The hot-dip galvanizing process protects the wire in two main ways. Like the electro-plating process, the zinc coating acts as a barrier between the steel and the external elements thereby reducing the rate of corrosion. The layer of zinc deposited in this case is 10 or more times thicker than in the electro-plating process, therefore, offering greater protection. The second way the hot-dip galvanizing process protects the base metal is that when a part of it is exposed, the zinc will corrode instead of the metal. This is referred to as cathodic protection which is only possible through the hot-dip galvanizing method.
The main material used in the manufacture of fencing products such as barbed wire and chain-link is galvanized wire.
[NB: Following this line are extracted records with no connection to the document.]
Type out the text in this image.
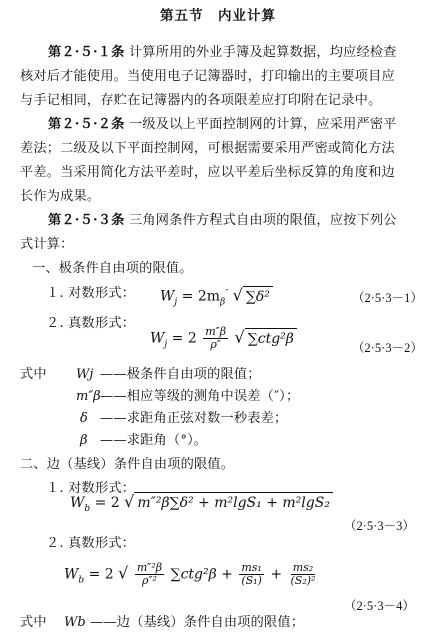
第五节　内业计算
第２·５·１条 计算所用的外业手簿及起算数据，均应经检查
核对后才能使用。当使用电子记簿器时，打印输出的主要项目应
与手记相同，存贮在记簿器内的各项限差应打印附在记录中。
第２·５·２条 一级及以上平面控制网的计算，应采用严密平
差法；二级及以下平面控制网，可根据需要采用严密或简化方法
平差。当采用简化方法平差时，应以平差后坐标反算的角度和边
长作为成果。
第２·５·３条 三角网条件方程式自由项的限值，应按下列公
式计算：
一、极条件自由项的限值。
１. 对数形式： $W_j = 2m_\beta''$ √ ∑δ²	（2·5·3－1）
２. 真数形式：
$W_j = 2 \frac{m''\beta}{\rho''}$ √ ∑ctg²β
（2·5·3－2）
式中 Wj ——极条件自由项的限值；
m″β ——相应等级的测角中误差（″）；
δ ——求距角正弦对数一秒表差；
β ——求距角（°）。
二、边（基线）条件自由项的限值。
１. 对数形式：
$W_b = 2$ √ m″²β∑δ² + m²lgS₁ + m²lgS₂
（2·5·3－3）
２. 真数形式：
$W_b = 2$ √ $\frac{\text{m″²β}}{\text{ρ″²}} \sum ctg^2\beta + \frac{\text{ms₁}}{\text{(S₁)}} + \frac{\text{ms₂}}{\text{(S₂)²}}$
（2·5·3－4）
式中 Wb ——边（基线）条件自由项的限值；
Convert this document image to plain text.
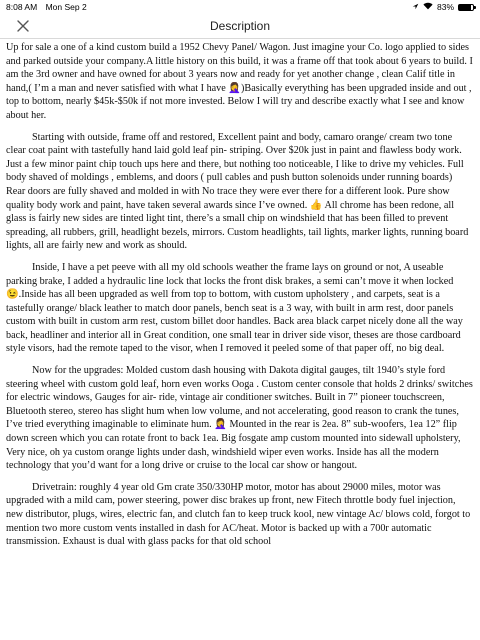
8:08 AM Mon Sep 2	83%
Description

Up for sale a one of a kind custom build a 1952 Chevy Panel/ Wagon. Just imagine your Co. logo applied to sides and parked outside your company.A little history on this build, it was a frame off that took about 6 years to build. I am the 3rd owner and have owned for about 3 years now and ready for yet another change , clean Calif title in hand,( I’m a man and never satisfied with what I have 🤦‍♀️)Basically everything has been upgraded inside and out , top to bottom, nearly $45k-$50k if not more invested. Below I will try and describe exactly what I see and know about her.

Starting with outside, frame off and restored, Excellent paint and body, camaro orange/ cream two tone clear coat paint with tastefully hand laid gold leaf pin- striping. Over $20k just in paint and flawless body work. Just a few minor paint chip touch ups here and there, but nothing too noticeable, I like to drive my vehicles. Full body shaved of moldings , emblems, and doors ( pull cables and push button solenoids under running boards) Rear doors are fully shaved and molded in with No trace they were ever there for a different look. Pure show quality body work and paint, have taken several awards since I’ve owned. 👍 All chrome has been redone, all glass is fairly new sides are tinted light tint, there’s a small chip on windshield that has been filled to prevent spreading, all rubbers, grill, headlight bezels, mirrors. Custom headlights, tail lights, marker lights, running board lights, all are fairly new and work as should.

Inside, I have a pet peeve with all my old schools weather the frame lays on ground or not, A useable parking brake, I added a hydraulic line lock that locks the front disk brakes, a semi can’t move it when locked 😉.Inside has all been upgraded as well from top to bottom, with custom upholstery , and carpets, seat is a tastefully orange/ black leather to match door panels, bench seat is a 3 way, with built in arm rest, door panels custom with built in custom arm rest, custom billet door handles. Back area black carpet nicely done all the way back, headliner and interior all in Great condition, one small tear in driver side visor, theses are those cardboard style visors, had the remote taped to the visor, when I removed it peeled some of that paper off, no big deal.

Now for the upgrades: Molded custom dash housing with Dakota digital gauges, tilt 1940’s style ford steering wheel with custom gold leaf, horn even works Ooga . Custom center console that holds 2 drinks/ switches for electric windows, Gauges for air- ride, vintage air conditioner switches. Built in 7” pioneer touchscreen, Bluetooth stereo, stereo has slight hum when low volume, and not accelerating, good reason to crank the tunes, I’ve tried everything imaginable to eliminate hum. 🤦‍♀️ Mounted in the rear is 2ea. 8” sub-woofers, 1ea 12” flip down screen which you can rotate front to back 1ea. Big fosgate amp custom mounted into sidewall upholstery, Very nice, oh ya custom orange lights under dash, windshield wiper even works. Inside has all the modern technology that you’d want for a long drive or cruise to the local car show or hangout.

Drivetrain: roughly 4 year old Gm crate 350/330HP motor, motor has about 29000 miles, motor was upgraded with a mild cam, power steering, power disc brakes up front, new Fitech throttle body fuel injection, new distributor, plugs, wires, electric fan, and clutch fan to keep truck kool, new vintage Ac/ blows cold, forgot to mention two more custom vents installed in dash for AC/heat. Motor is backed up with a 700r automatic transmission. Exhaust is dual with glass packs for that old school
Zinc which is used in coating the wires is an expensive component in the manufacture of the galvanized wire costing as much as 300KES/KG in comparison to iron which costs 60KES/KG. This means that the main determinant in the cost of galvanized wire is the thickness of the zinc coating. The hot-dip process deposits much more zinc onto the metal surface making it considerably more expensive than electroplating. But as we have already seen, elelctro-plating produces a substandard material that is unsuitable for outdoor fencing purposes.
When purchasing galvanized wire or its products, there is no way to tell which process was used in the galvanization. This makes it easy for cheap imports of electro-plated wire to permeate the market. Much of this electro-galvanized wire is imported from Asian countries and is used to make fencing products against KEBS standards. They are then sold at significantly cheaper prices to unsuspecting buyers only to rust soon after installation.
As they say, cheap is expensive. To save on costs in the long run you must buy your galvanized products from a reputable brand.